Keana aumenta o volume.

- Como guitarrista, Dave Matthews é subestimado. Você consegue ouvir o que ele está fazendo aqui?

Tento escutar, mas a qualidade é péssima mesmo.

- É demais.

Keana pisa fundo no acelerador e passa dois carros. Estamos indo na direção do Shopping Center de Lake Forest. Dinah e eu vamos lá algumas vezes por ano, mas costumamos economizar para poder fazer compras em Pittsburgh.

- Por que o seu anel de formatura não está com você? - pergunto. Consigo enxergar o anel de Keana perfeitamente. É de prata e bem volumoso, com uma pedra cor de laranja no meio, a cor oficial da equipe Cheetah.

- Mandei gravar com a data da competição estadual - diz ele. - Eu sei que é estranho mandar gravar uma data que ainda não aconteceu, mas estou fazendo isso para dar sorte.

Keana ficou em primeiro lugar nas regionais dos cem metros rasos, há duas semanas. Daqui a uma semana, vai participar das estaduais e tem chance de ser a primeira corredora de todo o estado da Pensilvânia.

- Talvez eu peça para darem uma olhada no meu colar - digo e remexo no bolsinho da minha mochila. - Quem sabe podem consertar o fecho.

- Sinto muito... o som disso aqui é terrível. - Keana aperta o botão para desligar o som. Quando faz isso, um ciclista da faixa de bicicleta entra na frente do carro.

Eu grito:

- Cuidado!

Keana desvia o carro para a esquerda. Outro carro buzina e pisa com tudo no freio, e cubro os olhos.

- Mas que droga foi essa? - grita Keana, dando uma olhada no espelho retrovisor.

Pelo espelho lateral, observo quando o ciclista apoia o pé no acostamento. Tira o capacete e mostra o dedo do meio para Keana.

- Olhe só para ele! - ironiza Keana. - Quase causou um acidente e agora está mostrando o dedo para mim?

Meu coração está disparado e as mãos tremem.

- E você devia pegar leve na gritaria - diz Keana. - Para falar a verdade, não ajudou.

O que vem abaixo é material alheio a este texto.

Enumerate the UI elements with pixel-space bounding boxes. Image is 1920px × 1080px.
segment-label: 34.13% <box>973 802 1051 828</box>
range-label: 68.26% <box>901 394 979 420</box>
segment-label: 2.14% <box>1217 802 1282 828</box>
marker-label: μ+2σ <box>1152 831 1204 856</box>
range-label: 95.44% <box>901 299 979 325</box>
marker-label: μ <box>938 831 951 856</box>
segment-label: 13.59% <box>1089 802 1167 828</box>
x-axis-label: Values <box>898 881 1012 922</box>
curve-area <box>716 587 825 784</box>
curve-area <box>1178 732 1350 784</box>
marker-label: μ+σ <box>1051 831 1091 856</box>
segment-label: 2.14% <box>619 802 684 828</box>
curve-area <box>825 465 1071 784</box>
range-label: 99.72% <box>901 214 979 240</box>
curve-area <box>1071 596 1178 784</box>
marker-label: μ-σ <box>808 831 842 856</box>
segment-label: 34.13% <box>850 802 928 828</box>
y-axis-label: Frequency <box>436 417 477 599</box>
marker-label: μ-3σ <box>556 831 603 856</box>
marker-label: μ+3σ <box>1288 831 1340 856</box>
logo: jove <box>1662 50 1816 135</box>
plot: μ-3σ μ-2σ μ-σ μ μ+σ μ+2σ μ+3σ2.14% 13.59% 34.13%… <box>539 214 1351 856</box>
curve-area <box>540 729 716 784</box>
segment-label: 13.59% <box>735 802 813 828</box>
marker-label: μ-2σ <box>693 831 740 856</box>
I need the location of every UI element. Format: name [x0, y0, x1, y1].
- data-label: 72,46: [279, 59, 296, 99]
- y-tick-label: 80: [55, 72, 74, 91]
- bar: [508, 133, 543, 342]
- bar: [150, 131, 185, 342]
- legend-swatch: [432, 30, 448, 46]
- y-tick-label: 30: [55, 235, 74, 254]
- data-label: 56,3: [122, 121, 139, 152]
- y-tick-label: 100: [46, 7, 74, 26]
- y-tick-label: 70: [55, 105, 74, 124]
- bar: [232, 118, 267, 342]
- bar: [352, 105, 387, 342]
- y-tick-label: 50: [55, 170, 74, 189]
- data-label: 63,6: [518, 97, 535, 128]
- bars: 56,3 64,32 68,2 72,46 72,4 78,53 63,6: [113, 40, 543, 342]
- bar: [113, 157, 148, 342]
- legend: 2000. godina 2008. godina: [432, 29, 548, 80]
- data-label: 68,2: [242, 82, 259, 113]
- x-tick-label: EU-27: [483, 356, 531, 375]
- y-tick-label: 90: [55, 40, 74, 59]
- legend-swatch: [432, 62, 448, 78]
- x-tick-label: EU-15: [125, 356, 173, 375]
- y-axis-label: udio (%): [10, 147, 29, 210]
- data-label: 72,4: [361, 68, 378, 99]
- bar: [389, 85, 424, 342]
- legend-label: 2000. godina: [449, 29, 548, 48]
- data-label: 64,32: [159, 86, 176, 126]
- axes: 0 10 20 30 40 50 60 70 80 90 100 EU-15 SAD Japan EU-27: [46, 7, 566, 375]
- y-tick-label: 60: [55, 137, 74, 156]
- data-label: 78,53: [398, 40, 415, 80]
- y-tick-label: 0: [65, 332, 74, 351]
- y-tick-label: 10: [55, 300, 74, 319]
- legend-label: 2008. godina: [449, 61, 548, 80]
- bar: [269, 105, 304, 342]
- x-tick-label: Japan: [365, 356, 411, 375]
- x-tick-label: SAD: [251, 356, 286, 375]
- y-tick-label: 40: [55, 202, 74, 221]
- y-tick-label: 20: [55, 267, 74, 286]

Keana entra no estacionamento no Shopping Center Lake Forest e desliga o motor. Sai do carro e eu também desço. Mas deixo minha mochila lá dentro. Keana não diz nada sobre o meu colar quando estamos na loja, e eu também não menciono o assunto.

...

Quando voltamos para o carro, o clima parece ter melhorado. A gravação no anel de formatura de Keana ficou perfeita e o joalheiro pediu para ela assinar um recorte de jornal que tinha a foto dela e um artigo falando sobre a competição estadual. Agi como se tivesse ficado surpresa quando ela me mostrou, mas tenho o mesmo recorte na gaveta da escrivaninha em casa.

Quando Keana entra na estrada mais uma vez, estica a mão para pegar uma fita nova no porta-luvas. Desta vez, os dedos dela roçam meus joelhos.

- Sabe - diz ela -, a casa dos meus tios fica aqui bem perto e eles têm um sistema de som de arrasar. Está a fim de ver se a gente consegue escutar a fita pirata melhor na casa deles?

Meu estômago se revira de animação.

- Não se preocupe - completa. - Os dois são cirurgiões-dentistas e trabalham em horários malucos. Não vão estar em casa.

- Tem certeza de que eles não vão se incomodar?

- Não, não tem problema. Meu tio me deu uma chave extra.

Keana pega uma saída à esquerda e entra em uma rua cheia de mansões pré-fabricadas e árvores recém-plantadas. Ela estaciona na frente de uma casa enorme com uma fonte no gramado e colunas em estilo romano para sustentar a varanda.

- É legal, hein? - Keana pega a fita pirata e sai do carro.

Se estivesse aqui com Camila, nós duas iríamos enfiar a mão no bolso para procurar moedinhas para jogar na fonte. Mas não vai ter como eu fazer isso com Keana no jardim da frente da casa dos tios dela.

Dou uma olhada nas casas, todas gigantescas e silenciosas. Apesar de não ter ninguém por ali, sinto a necessidade de cochichar.

- Tem certeza de que eles não vão chegar? - pergunto.

Keana balança a cabeça.

- Eu venho muito aqui.

Ela digita um código de segurança e coloca a chave na fechadura. Quando abre a porta, ela se vira e sorri para mim. Meu estômago dá uma cambalhota.